2) Is Redis persistence (AOF/RDB) enough to treat it like a database?

Sometimes, but don’t hand-wave it. Persistence settings determine loss windows and performance. Fork-based snapshots and AOF rewrite have operational costs.
If the business cannot tolerate loss, Postgres is usually the simpler durability story.

3) Why not just use Postgres for everything?

You can, and many teams should do more of that. The limits are throughput, latency, and contention under extremely hot counters or queues.
Redis is a better fit when you need atomic ops at very high rates with TTL semantics.

4) Why not just use Redis for everything?

Because “in memory” doesn’t mean “infallible,” and because queryability matters during incidents and audits.
Redis is amazing at certain patterns; it’s not a general-purpose system of record unless you design it that way and accept the tradeoffs.

5) Are Redis streams a real queue?

They’re closer than lists or pub/sub: you get consumer groups, acknowledgments, and pending entries you can inspect.
You still need to design for retries, dead-letter handling, and operational tooling. Streams are a queue toolkit, not a complete queue product.

6) How do I implement a reliable queue in Postgres?

Use a jobs table with a “state” and timestamps, claim jobs via FOR UPDATE SKIP LOCKED, keep transactions short, and implement retry/dead-letter logic.
If enqueue must be coupled to business writes, use an outbox pattern in the same transaction.

7) What’s the biggest operational risk with Postgres for sessions?

Churn and bloat. Session tables create dead tuples fast. If autovacuum isn’t tuned, latency becomes unpredictable. Partitioning and reduced write frequency help a lot.

8) What’s the biggest operational risk with Redis for rate limiting?

Turning the limiter into a bottleneck. Heavy Lua scripts, high cardinality keys, and persistence-induced latency spikes can create a failure loop
where timeouts cause retries, which cause more limiter traffic.

9) Should rate limits be durable?

Depends on what they protect. If it’s internal fairness, resets are often acceptable. If it’s contractual (partner APIs, fraud controls),
durability matters—either via persistent Redis configuration or a Postgres-backed authority.

10) How do I avoid double-processing jobs?

Assume at-least-once delivery and make handlers idempotent. In Postgres, enforce idempotency with unique constraints.
In Redis, use dedupe keys (with TTL) or embed idempotency in downstream writes.

Next steps you can execute this week

Stop arguing about which tool is “better.” Decide which failures you can tolerate, then pick the datastore that fails in acceptable ways.
Redis is fantastic for speed and TTL-driven state. Postgres is fantastic for truth, coupling, and forensic clarity.
Most resilient systems use both, with a strict boundary between authority and acceleration.

1. Write down what happens if Redis loses all keys.

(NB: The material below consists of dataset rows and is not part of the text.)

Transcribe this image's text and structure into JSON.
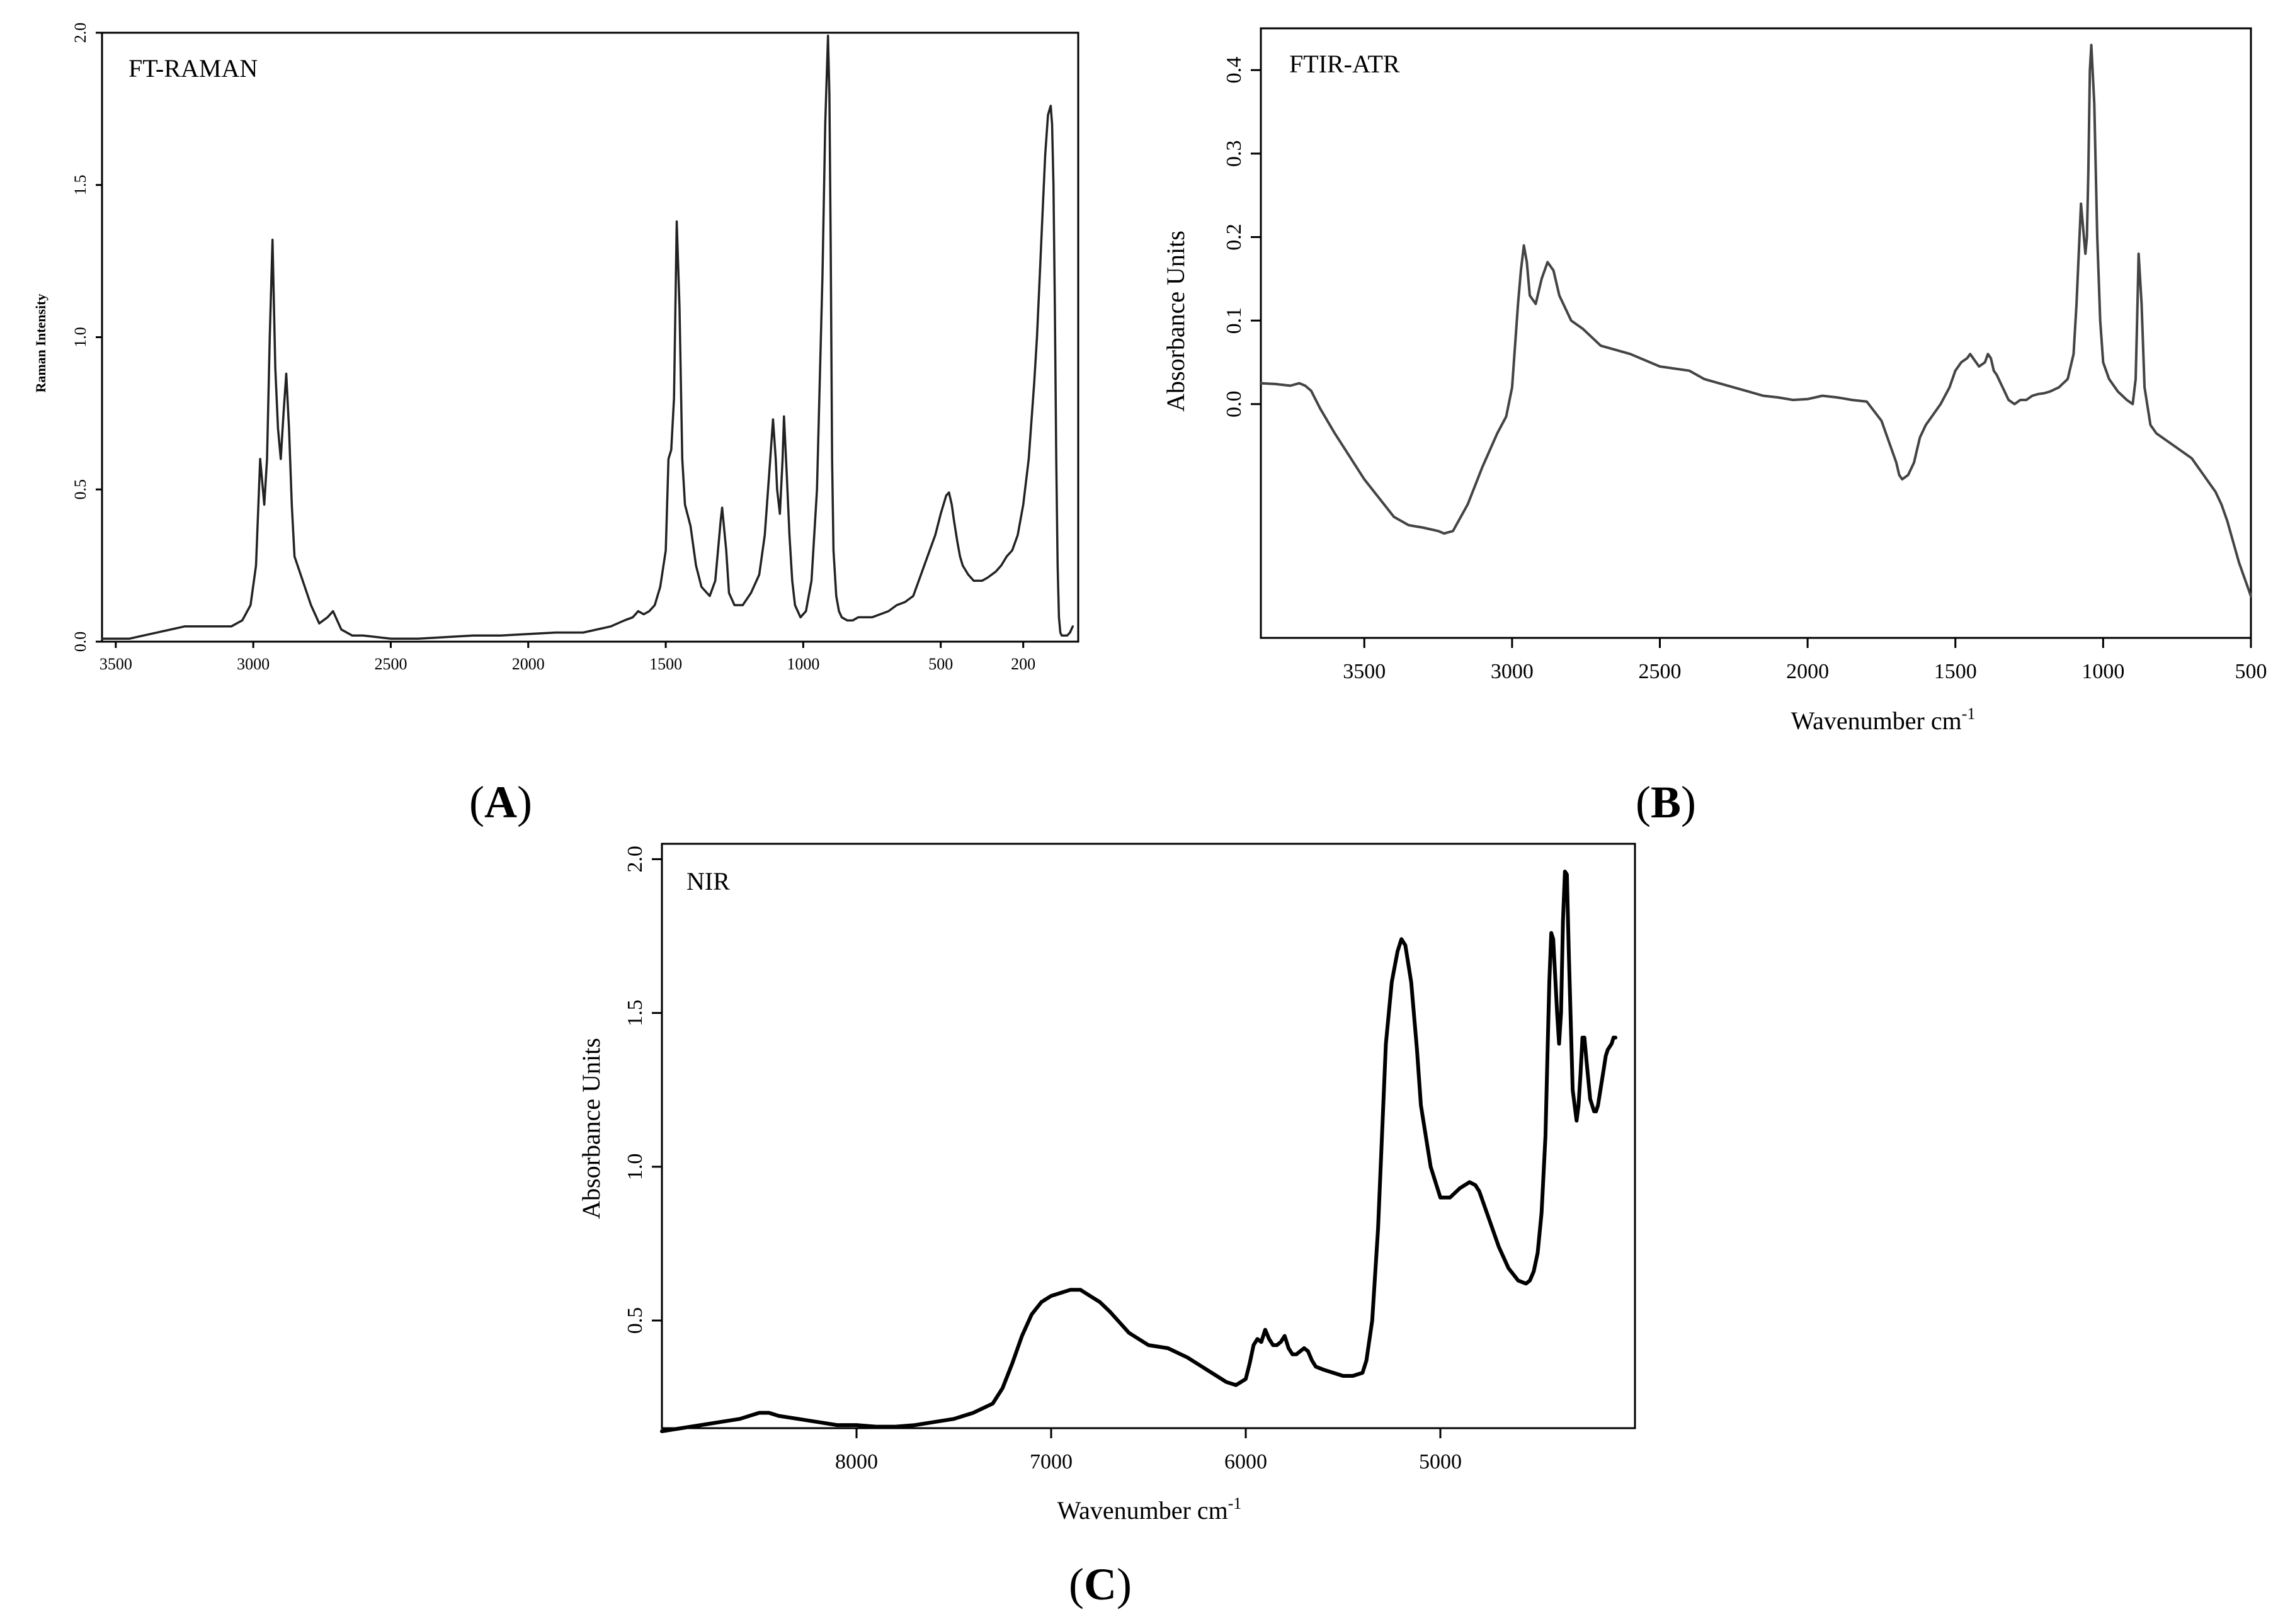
{
  "chart_data": [
    {
      "id": "A",
      "type": "line",
      "title": "FT-RAMAN",
      "panel_label": "A",
      "xlabel": "",
      "ylabel": "Raman Intensity",
      "xlim": [
        3550,
        0
      ],
      "ylim": [
        0,
        2.0
      ],
      "xticks": [
        3500,
        3000,
        2500,
        2000,
        1500,
        1000,
        500,
        200
      ],
      "yticks": [
        0.0,
        0.5,
        1.0,
        1.5,
        2.0
      ],
      "ytick_labels": [
        "0.0",
        "0.5",
        "1.0",
        "1.5",
        "2.0"
      ],
      "color": "#222222",
      "x": [
        3550,
        3450,
        3400,
        3300,
        3250,
        3150,
        3080,
        3040,
        3010,
        2990,
        2975,
        2960,
        2950,
        2940,
        2930,
        2920,
        2910,
        2900,
        2890,
        2880,
        2870,
        2860,
        2850,
        2820,
        2790,
        2760,
        2730,
        2710,
        2680,
        2640,
        2600,
        2500,
        2400,
        2300,
        2200,
        2100,
        2000,
        1900,
        1800,
        1700,
        1650,
        1620,
        1600,
        1580,
        1560,
        1540,
        1520,
        1500,
        1490,
        1480,
        1470,
        1460,
        1450,
        1440,
        1430,
        1410,
        1390,
        1370,
        1340,
        1320,
        1300,
        1295,
        1280,
        1270,
        1250,
        1220,
        1190,
        1160,
        1140,
        1120,
        1110,
        1100,
        1095,
        1085,
        1075,
        1070,
        1060,
        1050,
        1040,
        1030,
        1010,
        990,
        970,
        950,
        930,
        920,
        910,
        905,
        900,
        895,
        890,
        880,
        870,
        860,
        840,
        820,
        800,
        780,
        750,
        720,
        690,
        660,
        630,
        600,
        580,
        560,
        540,
        520,
        500,
        480,
        470,
        460,
        452,
        440,
        430,
        420,
        400,
        380,
        350,
        330,
        300,
        280,
        260,
        240,
        220,
        200,
        180,
        160,
        150,
        140,
        130,
        120,
        110,
        100,
        95,
        90,
        85,
        80,
        75,
        70,
        65,
        60,
        50,
        40,
        30,
        20
      ],
      "y": [
        0.01,
        0.01,
        0.02,
        0.04,
        0.05,
        0.05,
        0.05,
        0.07,
        0.12,
        0.25,
        0.6,
        0.45,
        0.6,
        1.0,
        1.32,
        0.9,
        0.7,
        0.6,
        0.75,
        0.88,
        0.7,
        0.45,
        0.28,
        0.2,
        0.12,
        0.06,
        0.08,
        0.1,
        0.04,
        0.02,
        0.02,
        0.01,
        0.01,
        0.015,
        0.02,
        0.02,
        0.025,
        0.03,
        0.03,
        0.05,
        0.07,
        0.08,
        0.1,
        0.09,
        0.1,
        0.12,
        0.18,
        0.3,
        0.6,
        0.63,
        0.8,
        1.38,
        1.1,
        0.6,
        0.45,
        0.38,
        0.25,
        0.18,
        0.15,
        0.2,
        0.4,
        0.44,
        0.3,
        0.16,
        0.12,
        0.12,
        0.16,
        0.22,
        0.35,
        0.6,
        0.73,
        0.6,
        0.5,
        0.42,
        0.6,
        0.74,
        0.55,
        0.35,
        0.2,
        0.12,
        0.08,
        0.1,
        0.2,
        0.5,
        1.2,
        1.7,
        1.99,
        1.8,
        1.3,
        0.6,
        0.3,
        0.15,
        0.1,
        0.08,
        0.07,
        0.07,
        0.08,
        0.08,
        0.08,
        0.09,
        0.1,
        0.12,
        0.13,
        0.15,
        0.2,
        0.25,
        0.3,
        0.35,
        0.42,
        0.48,
        0.49,
        0.45,
        0.4,
        0.33,
        0.28,
        0.25,
        0.22,
        0.2,
        0.2,
        0.21,
        0.23,
        0.25,
        0.28,
        0.3,
        0.35,
        0.45,
        0.6,
        0.85,
        1.0,
        1.2,
        1.4,
        1.6,
        1.73,
        1.76,
        1.7,
        1.5,
        1.1,
        0.6,
        0.25,
        0.08,
        0.03,
        0.02,
        0.02,
        0.02,
        0.03,
        0.05
      ]
    },
    {
      "id": "B",
      "type": "line",
      "title": "FTIR-ATR",
      "panel_label": "B",
      "xlabel": "Wavenumber cm",
      "xlabel_superscript": "-1",
      "ylabel": "Absorbance Units",
      "xlim": [
        3850,
        500
      ],
      "ylim": [
        -0.28,
        0.45
      ],
      "xticks": [
        3500,
        3000,
        2500,
        2000,
        1500,
        1000,
        500
      ],
      "yticks": [
        0.0,
        0.1,
        0.2,
        0.3,
        0.4
      ],
      "ytick_labels": [
        "0.0",
        "0.1",
        "0.2",
        "0.3",
        "0.4"
      ],
      "color": "#444444",
      "x": [
        3850,
        3800,
        3750,
        3720,
        3700,
        3680,
        3650,
        3600,
        3500,
        3400,
        3350,
        3300,
        3250,
        3230,
        3200,
        3150,
        3100,
        3050,
        3020,
        3000,
        2990,
        2980,
        2970,
        2960,
        2950,
        2940,
        2920,
        2900,
        2880,
        2860,
        2840,
        2800,
        2760,
        2700,
        2600,
        2500,
        2400,
        2350,
        2300,
        2250,
        2200,
        2150,
        2100,
        2050,
        2000,
        1950,
        1900,
        1850,
        1800,
        1750,
        1720,
        1700,
        1690,
        1680,
        1660,
        1640,
        1630,
        1620,
        1600,
        1580,
        1550,
        1520,
        1500,
        1480,
        1460,
        1450,
        1440,
        1420,
        1400,
        1390,
        1380,
        1370,
        1360,
        1340,
        1320,
        1300,
        1280,
        1260,
        1240,
        1220,
        1200,
        1180,
        1150,
        1120,
        1100,
        1090,
        1080,
        1075,
        1070,
        1060,
        1055,
        1050,
        1045,
        1040,
        1030,
        1020,
        1010,
        1000,
        980,
        950,
        920,
        900,
        890,
        885,
        880,
        870,
        860,
        840,
        820,
        800,
        780,
        760,
        740,
        720,
        700,
        680,
        660,
        640,
        620,
        600,
        580,
        560,
        540,
        520,
        500
      ],
      "y": [
        0.025,
        0.024,
        0.022,
        0.025,
        0.022,
        0.016,
        -0.005,
        -0.035,
        -0.09,
        -0.135,
        -0.145,
        -0.148,
        -0.152,
        -0.155,
        -0.152,
        -0.12,
        -0.075,
        -0.035,
        -0.015,
        0.02,
        0.07,
        0.12,
        0.16,
        0.19,
        0.17,
        0.13,
        0.12,
        0.15,
        0.17,
        0.16,
        0.13,
        0.1,
        0.09,
        0.07,
        0.06,
        0.045,
        0.04,
        0.03,
        0.025,
        0.02,
        0.015,
        0.01,
        0.008,
        0.005,
        0.006,
        0.01,
        0.008,
        0.005,
        0.003,
        -0.02,
        -0.05,
        -0.07,
        -0.085,
        -0.09,
        -0.085,
        -0.07,
        -0.055,
        -0.04,
        -0.025,
        -0.015,
        0.0,
        0.02,
        0.04,
        0.05,
        0.055,
        0.06,
        0.055,
        0.045,
        0.05,
        0.06,
        0.055,
        0.04,
        0.035,
        0.02,
        0.005,
        0.0,
        0.005,
        0.005,
        0.01,
        0.012,
        0.013,
        0.015,
        0.02,
        0.03,
        0.06,
        0.12,
        0.2,
        0.24,
        0.22,
        0.18,
        0.2,
        0.28,
        0.4,
        0.43,
        0.36,
        0.2,
        0.1,
        0.05,
        0.03,
        0.015,
        0.005,
        0.0,
        0.03,
        0.1,
        0.18,
        0.12,
        0.02,
        -0.025,
        -0.035,
        -0.04,
        -0.045,
        -0.05,
        -0.055,
        -0.06,
        -0.065,
        -0.075,
        -0.085,
        -0.095,
        -0.105,
        -0.12,
        -0.14,
        -0.165,
        -0.19,
        -0.21,
        -0.23
      ]
    },
    {
      "id": "C",
      "type": "line",
      "title": "NIR",
      "panel_label": "C",
      "xlabel": "Wavenumber cm",
      "xlabel_superscript": "-1",
      "ylabel": "Absorbance Units",
      "xlim": [
        9000,
        4000
      ],
      "ylim": [
        0.15,
        2.05
      ],
      "xticks": [
        8000,
        7000,
        6000,
        5000
      ],
      "yticks": [
        0.5,
        1.0,
        1.5,
        2.0
      ],
      "ytick_labels": [
        "0.5",
        "1.0",
        "1.5",
        "2.0"
      ],
      "color": "#000000",
      "x": [
        9000,
        8900,
        8800,
        8700,
        8600,
        8500,
        8450,
        8400,
        8300,
        8200,
        8100,
        8000,
        7900,
        7800,
        7700,
        7600,
        7500,
        7400,
        7300,
        7250,
        7200,
        7150,
        7100,
        7050,
        7000,
        6950,
        6900,
        6850,
        6800,
        6750,
        6700,
        6600,
        6500,
        6400,
        6300,
        6200,
        6100,
        6050,
        6000,
        5980,
        5960,
        5940,
        5920,
        5900,
        5880,
        5860,
        5840,
        5820,
        5800,
        5780,
        5760,
        5740,
        5720,
        5700,
        5680,
        5660,
        5640,
        5600,
        5550,
        5500,
        5450,
        5400,
        5380,
        5350,
        5320,
        5300,
        5280,
        5250,
        5220,
        5200,
        5180,
        5150,
        5120,
        5100,
        5050,
        5000,
        4950,
        4900,
        4850,
        4820,
        4800,
        4750,
        4700,
        4650,
        4600,
        4560,
        4540,
        4520,
        4500,
        4480,
        4460,
        4450,
        4440,
        4430,
        4420,
        4400,
        4390,
        4380,
        4370,
        4360,
        4350,
        4340,
        4320,
        4300,
        4290,
        4280,
        4270,
        4260,
        4250,
        4230,
        4210,
        4200,
        4190,
        4180,
        4170,
        4160,
        4150,
        4140,
        4120,
        4110,
        4100
      ],
      "y": [
        0.14,
        0.15,
        0.16,
        0.17,
        0.18,
        0.2,
        0.2,
        0.19,
        0.18,
        0.17,
        0.16,
        0.16,
        0.155,
        0.155,
        0.16,
        0.17,
        0.18,
        0.2,
        0.23,
        0.28,
        0.36,
        0.45,
        0.52,
        0.56,
        0.58,
        0.59,
        0.6,
        0.6,
        0.58,
        0.56,
        0.53,
        0.46,
        0.42,
        0.41,
        0.38,
        0.34,
        0.3,
        0.29,
        0.31,
        0.36,
        0.42,
        0.44,
        0.43,
        0.47,
        0.44,
        0.42,
        0.42,
        0.43,
        0.45,
        0.41,
        0.39,
        0.39,
        0.4,
        0.41,
        0.4,
        0.37,
        0.35,
        0.34,
        0.33,
        0.32,
        0.32,
        0.33,
        0.37,
        0.5,
        0.8,
        1.1,
        1.4,
        1.6,
        1.7,
        1.74,
        1.72,
        1.6,
        1.38,
        1.2,
        1.0,
        0.9,
        0.9,
        0.93,
        0.95,
        0.94,
        0.92,
        0.83,
        0.74,
        0.67,
        0.63,
        0.62,
        0.63,
        0.66,
        0.72,
        0.85,
        1.1,
        1.35,
        1.6,
        1.76,
        1.74,
        1.5,
        1.4,
        1.5,
        1.8,
        1.96,
        1.95,
        1.7,
        1.25,
        1.15,
        1.2,
        1.3,
        1.42,
        1.42,
        1.35,
        1.22,
        1.18,
        1.18,
        1.2,
        1.24,
        1.28,
        1.32,
        1.36,
        1.38,
        1.4,
        1.42,
        1.42
      ]
    }
  ]
}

If the answer includes “security incident,” move authority to Postgres.
2. Run the practical tasks above in staging and production. Capture baselines for latency, eviction, lock waits, and vacuum health.
3. For queues, pick one contract (at-least-once + idempotency is the sane default) and implement visibility timeouts and dead-lettering.
4. For sessions, split authority from cache: Postgres for revocation/expiry records; Redis for derived, recomputable payload.
5. For rate limiting, keep the algorithm simple, instrument the limiter, and treat it as a dependency that can take you down.

Store it right now, or pay later. The invoice arrives during the incident. It always does.